Stephen King 2013 in Hamburg. Foto: Maja Hitij

Wenn Stephen King eine der unsympathischsten Figuren seines neuen Romans „Der Outsider“ als „wahrscheinlich ein Wähler Donald Trumps“ charakterisiert, ist jedem klar, wo sich der 70-jährige Erfolgsautor politisch einordnet. Sofern man das nicht vorher schon wusste.

In seinem ersten Roman seit dem Amtsantritt desn US-Präsidenten hat King eine Horrorgeschichte im von ihm favorisierten Kleinstadtmilieu geschrieben, aber dabei die Gegenwartsgesellschaft im Ganzen im Auge behalten.

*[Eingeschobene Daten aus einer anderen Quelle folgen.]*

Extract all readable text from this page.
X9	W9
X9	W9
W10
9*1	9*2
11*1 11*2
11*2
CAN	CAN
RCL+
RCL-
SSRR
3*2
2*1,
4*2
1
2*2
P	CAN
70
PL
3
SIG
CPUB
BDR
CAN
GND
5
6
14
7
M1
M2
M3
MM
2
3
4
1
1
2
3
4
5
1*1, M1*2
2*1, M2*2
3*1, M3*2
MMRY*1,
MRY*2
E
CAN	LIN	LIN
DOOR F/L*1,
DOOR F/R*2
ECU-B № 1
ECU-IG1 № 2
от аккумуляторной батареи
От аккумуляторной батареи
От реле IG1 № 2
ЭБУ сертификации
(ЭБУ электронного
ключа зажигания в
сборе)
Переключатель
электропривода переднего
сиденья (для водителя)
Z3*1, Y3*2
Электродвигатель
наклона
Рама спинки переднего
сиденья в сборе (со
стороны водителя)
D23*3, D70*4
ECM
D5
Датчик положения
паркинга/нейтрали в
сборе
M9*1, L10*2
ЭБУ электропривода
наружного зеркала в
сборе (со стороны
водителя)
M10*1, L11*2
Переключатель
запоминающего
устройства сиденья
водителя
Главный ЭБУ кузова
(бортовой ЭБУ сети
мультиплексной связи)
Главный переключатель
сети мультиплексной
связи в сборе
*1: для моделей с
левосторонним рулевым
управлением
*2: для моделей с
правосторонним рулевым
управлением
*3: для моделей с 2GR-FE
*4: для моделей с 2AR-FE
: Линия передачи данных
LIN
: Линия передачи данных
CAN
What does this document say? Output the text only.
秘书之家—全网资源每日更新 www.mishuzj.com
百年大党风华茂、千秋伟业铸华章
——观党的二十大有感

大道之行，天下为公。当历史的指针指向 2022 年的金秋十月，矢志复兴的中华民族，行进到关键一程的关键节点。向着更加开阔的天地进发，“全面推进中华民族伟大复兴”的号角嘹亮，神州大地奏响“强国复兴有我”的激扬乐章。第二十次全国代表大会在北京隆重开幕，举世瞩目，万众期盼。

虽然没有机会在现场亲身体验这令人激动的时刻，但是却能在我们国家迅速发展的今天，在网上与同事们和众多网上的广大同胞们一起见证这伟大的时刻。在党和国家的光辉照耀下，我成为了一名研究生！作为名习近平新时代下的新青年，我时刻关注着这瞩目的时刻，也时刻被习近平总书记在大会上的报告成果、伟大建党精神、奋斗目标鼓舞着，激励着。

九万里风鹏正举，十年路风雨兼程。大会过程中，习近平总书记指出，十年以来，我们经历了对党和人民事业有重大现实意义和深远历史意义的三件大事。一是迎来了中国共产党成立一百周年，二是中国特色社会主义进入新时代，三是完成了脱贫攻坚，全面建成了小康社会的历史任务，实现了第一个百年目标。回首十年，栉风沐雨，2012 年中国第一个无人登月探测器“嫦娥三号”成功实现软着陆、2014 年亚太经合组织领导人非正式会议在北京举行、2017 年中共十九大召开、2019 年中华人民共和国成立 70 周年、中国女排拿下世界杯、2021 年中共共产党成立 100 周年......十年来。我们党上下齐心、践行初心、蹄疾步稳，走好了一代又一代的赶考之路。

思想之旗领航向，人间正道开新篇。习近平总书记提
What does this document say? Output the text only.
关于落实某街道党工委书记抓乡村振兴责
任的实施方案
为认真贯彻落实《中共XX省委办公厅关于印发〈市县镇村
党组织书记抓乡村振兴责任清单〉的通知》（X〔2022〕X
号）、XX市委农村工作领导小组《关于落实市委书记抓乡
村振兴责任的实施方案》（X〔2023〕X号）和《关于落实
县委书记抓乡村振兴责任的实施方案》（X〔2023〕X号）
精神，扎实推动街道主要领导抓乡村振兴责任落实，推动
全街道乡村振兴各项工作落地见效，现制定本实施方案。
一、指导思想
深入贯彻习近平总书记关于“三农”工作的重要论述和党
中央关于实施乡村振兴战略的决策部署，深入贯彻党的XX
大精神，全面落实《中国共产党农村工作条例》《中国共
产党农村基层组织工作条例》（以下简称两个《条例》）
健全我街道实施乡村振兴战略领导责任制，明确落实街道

Der Durchschnittsmensch (nicht nur im Mittleren Westen der USA, in dem der Roman spielt) kann der Parole „America first“ einiges abgewinnen und hat sie nicht selten für sich auf „Ich zuerst“ heruntergebrochen. Egoismus, die Furcht vor eigener Not, die geradezu obsessive Bereitwilligkeit, einen unter Verdacht stehenden Mitbürger abzuurteilen (auch um von eigenen Problemen abzulenken), sind symptomatisch für die Kleinstadt Flint City im Bundesstaat Oklahoma - und weit darüber hinaus. Das Böse - so der Tenor im „Outsider“ - kommt von innen, Unerklärliches jedoch von außen.

Stephen King wäre nicht Stephen King, wenn er nicht eine Lösung anböte, die übernatürlichen Ursprungs ist, also von außen kommt. Doch bevor der „Outsider“ überhaupt Gestalt annimmt, beschäftigt ein Kapitalverbrechen die Menschen von Flint City: Ein Junge wurde auf grausame Weise sexuell missbraucht und ermordet. Ja schlimmer noch, der Täter - so wird aufgrund der Verletzungen vermutet - hat Teile seines Opfers gegessen. Ausgerechnet der allseits beliebte Coach des heimischen Baseballteams und geachtete Englisch-Lehrer Terry Maitland soll es gewesen sein.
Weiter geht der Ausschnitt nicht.